Se sentir proche ? Je peux citer quelques uns de ceux qui me touchent, et en taire tant d’autres. Cela ne va pas forcément puiser dans le milieu de la littérature, mais plutôt du côté de la danse ou des arts plastiques : Sasha Waltz, Sidi Larbi Cherkaoui, Pina Baush, Pierre Soulages, James Turrell, Egon Schiele, Moebius, les nabis, les estampes japonaises…
Qu’aimeriez-vous recevoir pour votre anniversaire ?
Des rouleaux adhésifs washi, la prochaine bande dessinée de Florent Chavouet, un livre sur Chiharu Shiota, du tissu à motif asanoha, un bol raku, un mille-feuilles à la pistache, une fleur de thé…
Que défendez-vous ?
Le droit de n’avoir rien à dire.
Que vous inspire la phrase de Lacan : “L’Amour c’est donner quelque chose qu’on n’a pas à quelqu’un qui n’en veut pas”?
Là ? Quand ?
Je préfère… « Elle croyait que, dans toute conversation, il existait un bol invisible. La parole était l’art de placer des mots adéquats dans le bol et d’en sortir d’autres. Dans une conversation amoureuse, on se découvrait de la façon la plus tendre, et à la fin, le bol était à nouveau vide. » ( À travers les champs bleus de Claire Keegan.)

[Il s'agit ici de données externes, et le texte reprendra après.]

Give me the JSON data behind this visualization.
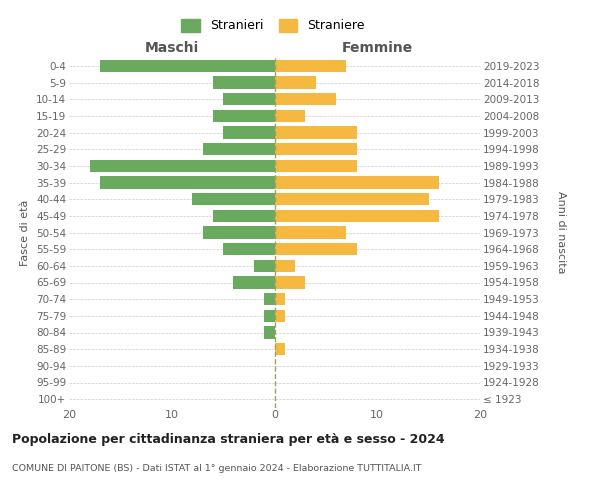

Que pensez-vous de celle de W. Allen : “La réponse est oui mais quelle était la question ?“
J’aime son sens de la formule… Mais parfois la réponse peut être non, non ?
Quelle question ai-je oublié de vous poser ?
Quel est le thème de votre prochain livre ? Justement, la perte de(s) mémoire(s)…
Présentation et entretien réalisé par jean-paul gavard-perret pour lelitteraire.com, le 1er janvier 2016.